Acceleration of the Vortec 5.3-liter is quite good, but still not as quick as that of the stronger Hemi-powered Dodge Ram. The V-8 engines (4.8L, 5.3L, 6.0L) are common throughout GM offerings, and derivations have powered past Chevrolet Corvettes.
The torquey Silverado V-6 helps the truck achieve a tow rating higher than that of all competitors' six-cylinder models. However, the V-6 isn't powerful enough to be offered with the heavier crew cab.
The most sporting player in the Silverado lineup is the pricey, all-wheel-drive Super Sport (SS), whose high-output 6.0-liter delivers 345 horsepower and 375 lb-ft of torque. A rear-wheel-drive version will soon join the lineup.
Most Silverado buyers make do with the four-speed automatic transmission (a five-speed isn't available in the 1500), while a gas-saving five-speed manual comes standard in a few models (mostly six-cylinders) and isn't offered in the light-duty crew cabs.
Behind the wheel
The Silverado provides its driver with a commanding seating position. On the road, this truck is unintimidating and easy to drive, with a number of carlike characteristics. Four-wheel-drive, Z71-optioned trucks are also extremely capable off-road when put to the test.
Ride quality is predictably trucklike and rough at times, and overall refinement lags behind that of the Nissan Titan and Ford F-150. The Silverado still does a very good job of achieving its intended hard-working mission, but is showing its age when compared with newer competitors.
The half-ton Silverado 1500 is a good fit for nearly all private use, with three cab configurations, several powerplants, numerous equipment grades, and proven ownership value. Due to their variety, it's more important with trucks than cars to find the right combination for your needs, as overdoing it will cost upfront, at the pump, and possibly in the resale.
Properly equipped, the Silverado scores middle-of-the-road for the key truck factors, such as payload and towing capacity. (If these numbers don't matter to you, then consider a smaller truck, or even an SUV.) Beware that options can quickly drive the price of a Silverado to over $35,000. Deals abound, however, as sales managers we've spoken to say that thousands off the sticker price is not uncommon on well-equipped examples. Beyond purchase price, a key factor in full-size truck ownership today is the impact of elevated fuel prices, especially with real-world mileage falling in the teens for a V-8-powered pickup. The Silverado's fuel economy is on par with its competitors'. While being mindful of not choosing a bigger engine than necessary, note that the 4.8L V-8 matches the V-6 in the EPA mileage ratings.
Chevrolet covers the Silverado with a three-year/36,000-mile, bumper-to-bumper warranty that includes roadside-assistance services.
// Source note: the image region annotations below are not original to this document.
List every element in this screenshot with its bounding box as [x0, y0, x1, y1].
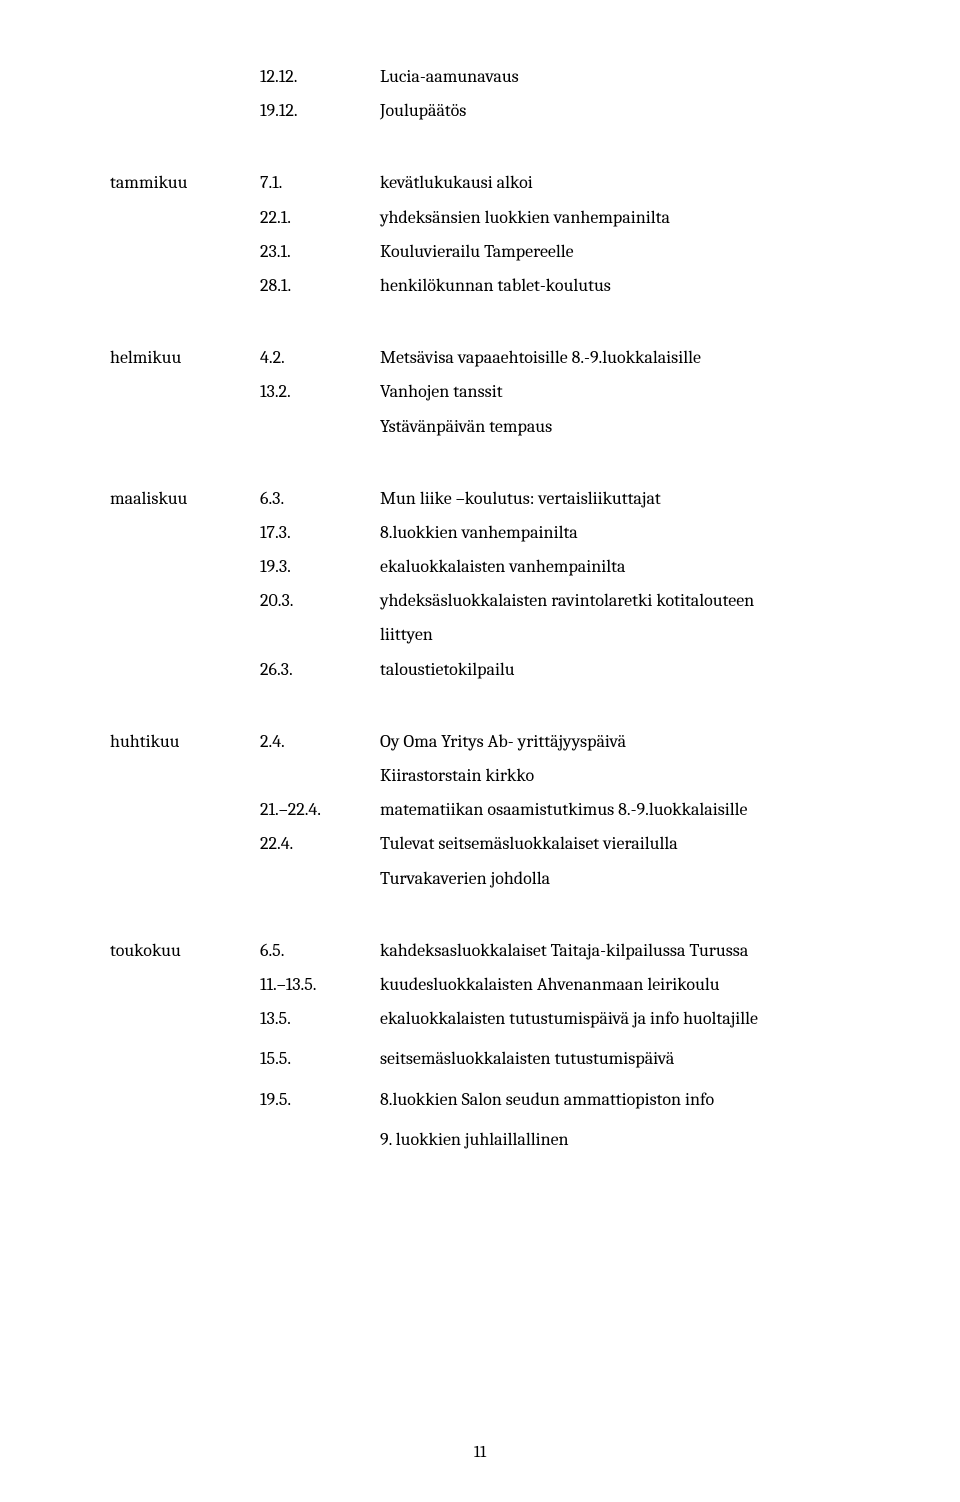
event-desc: yhdeksänsien luokkien vanhempainilta: [380, 201, 850, 235]
event-row: huhtikuu 2.4. Oy Oma Yritys Ab- yrittäjy…: [110, 725, 850, 759]
month-label: tammikuu: [110, 166, 260, 200]
event-row: 22.4. Tulevat seitsemäsluokkalaiset vier…: [110, 827, 850, 861]
event-desc: kevätlukukausi alkoi: [380, 166, 850, 200]
event-desc: Lucia-aamunavaus: [380, 60, 850, 94]
event-date: 12.12.: [260, 60, 380, 94]
event-row: 19.12. Joulupäätös: [110, 94, 850, 128]
event-date: 22.1.: [260, 201, 380, 235]
event-row: 28.1. henkilökunnan tablet-koulutus: [110, 269, 850, 303]
event-row: 12.12. Lucia-aamunavaus: [110, 60, 850, 94]
month-label: huhtikuu: [110, 725, 260, 759]
event-date: 23.1.: [260, 235, 380, 269]
event-date: 26.3.: [260, 653, 380, 687]
event-date: 20.3.: [260, 584, 380, 618]
event-date: 13.5.: [260, 1002, 380, 1036]
event-continuation: 9. luokkien juhlaillallinen: [380, 1123, 850, 1157]
event-desc: matematiikan osaamistutkimus 8.-9.luokka…: [380, 793, 850, 827]
document-page: 12.12. Lucia-aamunavaus 19.12. Joulupäät…: [0, 0, 960, 1502]
event-date: 2.4.: [260, 725, 380, 759]
event-row: 15.5. seitsemäsluokkalaisten tutustumisp…: [110, 1042, 850, 1076]
event-desc: Tulevat seitsemäsluokkalaiset vierailull…: [380, 827, 850, 861]
month-label: helmikuu: [110, 341, 260, 375]
event-row: 26.3. taloustietokilpailu: [110, 653, 850, 687]
event-row: toukokuu 6.5. kahdeksasluokkalaiset Tait…: [110, 934, 850, 968]
event-date: 13.2.: [260, 375, 380, 409]
event-date: 6.3.: [260, 482, 380, 516]
event-row: 11.–13.5. kuudesluokkalaisten Ahvenanmaa…: [110, 968, 850, 1002]
event-desc: henkilökunnan tablet-koulutus: [380, 269, 850, 303]
event-desc: ekaluokkalaisten tutustumispäivä ja info…: [380, 1002, 850, 1036]
event-desc: 8.luokkien Salon seudun ammattiopiston i…: [380, 1083, 850, 1117]
section-maaliskuu: maaliskuu 6.3. Mun liike –koulutus: vert…: [110, 482, 850, 687]
event-continuation: Turvakaverien johdolla: [380, 862, 850, 896]
event-desc: Metsävisa vapaaehtoisille 8.-9.luokkalai…: [380, 341, 850, 375]
event-date: 11.–13.5.: [260, 968, 380, 1002]
event-desc: taloustietokilpailu: [380, 653, 850, 687]
month-label: toukokuu: [110, 934, 260, 968]
event-row: 19.5. 8.luokkien Salon seudun ammattiopi…: [110, 1083, 850, 1117]
page-number: 11: [0, 1443, 960, 1462]
event-date: 19.12.: [260, 94, 380, 128]
event-desc: ekaluokkalaisten vanhempainilta: [380, 550, 850, 584]
event-date: 21.–22.4.: [260, 793, 380, 827]
event-desc: Joulupäätös: [380, 94, 850, 128]
section-toukokuu: toukokuu 6.5. kahdeksasluokkalaiset Tait…: [110, 934, 850, 1157]
event-desc: Oy Oma Yritys Ab- yrittäjyyspäivä: [380, 725, 850, 759]
section-huhtikuu: huhtikuu 2.4. Oy Oma Yritys Ab- yrittäjy…: [110, 725, 850, 896]
event-date: 7.1.: [260, 166, 380, 200]
event-date: 17.3.: [260, 516, 380, 550]
event-desc: Kouluvierailu Tampereelle: [380, 235, 850, 269]
event-row: 17.3. 8.luokkien vanhempainilta: [110, 516, 850, 550]
event-desc: kuudesluokkalaisten Ahvenanmaan leirikou…: [380, 968, 850, 1002]
event-desc: yhdeksäsluokkalaisten ravintolaretki kot…: [380, 584, 850, 618]
event-row: 23.1. Kouluvierailu Tampereelle: [110, 235, 850, 269]
event-date: 28.1.: [260, 269, 380, 303]
event-date: 19.5.: [260, 1083, 380, 1117]
event-date: 22.4.: [260, 827, 380, 861]
event-row: 21.–22.4. matematiikan osaamistutkimus 8…: [110, 793, 850, 827]
section-december: 12.12. Lucia-aamunavaus 19.12. Joulupäät…: [110, 60, 850, 128]
event-row: 19.3. ekaluokkalaisten vanhempainilta: [110, 550, 850, 584]
event-desc: seitsemäsluokkalaisten tutustumispäivä: [380, 1042, 850, 1076]
event-continuation: Kiirastorstain kirkko: [380, 759, 850, 793]
event-row: 13.2. Vanhojen tanssit: [110, 375, 850, 409]
event-continuation: liittyen: [380, 618, 850, 652]
event-desc: kahdeksasluokkalaiset Taitaja-kilpailuss…: [380, 934, 850, 968]
event-row: 13.5. ekaluokkalaisten tutustumispäivä j…: [110, 1002, 850, 1036]
event-date: 6.5.: [260, 934, 380, 968]
section-helmikuu: helmikuu 4.2. Metsävisa vapaaehtoisille …: [110, 341, 850, 444]
event-row: tammikuu 7.1. kevätlukukausi alkoi: [110, 166, 850, 200]
month-label: maaliskuu: [110, 482, 260, 516]
event-date: 19.3.: [260, 550, 380, 584]
event-row: helmikuu 4.2. Metsävisa vapaaehtoisille …: [110, 341, 850, 375]
event-row: maaliskuu 6.3. Mun liike –koulutus: vert…: [110, 482, 850, 516]
section-tammikuu: tammikuu 7.1. kevätlukukausi alkoi 22.1.…: [110, 166, 850, 303]
event-desc: Vanhojen tanssit: [380, 375, 850, 409]
event-desc: 8.luokkien vanhempainilta: [380, 516, 850, 550]
event-date: 15.5.: [260, 1042, 380, 1076]
event-date: 4.2.: [260, 341, 380, 375]
event-continuation: Ystävänpäivän tempaus: [380, 410, 850, 444]
event-row: 20.3. yhdeksäsluokkalaisten ravintolaret…: [110, 584, 850, 618]
event-row: 22.1. yhdeksänsien luokkien vanhempainil…: [110, 201, 850, 235]
event-desc: Mun liike –koulutus: vertaisliikuttajat: [380, 482, 850, 516]
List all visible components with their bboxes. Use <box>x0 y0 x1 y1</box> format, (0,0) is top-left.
Rust-through corrosion is also warranted for six years or 100,000 miles. While there are elements to criticize, the Silverado has been an absolute winner in the annual IntelliChoice Best Overall Values of the Year awards, claiming titles in multiple categories for consecutive years.
The Ford F-150 is the best-selling truck in this segment, and it betters the Silverado in areas such as interior execution and towing. The Nissan Titan offers fewer variations, but its pricing and packaging are attractive.
A solid value and proven workhorse, the Silverado sells hundreds of thousands each year for a good reason, though smart shoppers will want to consider the key competitors before making a final decision.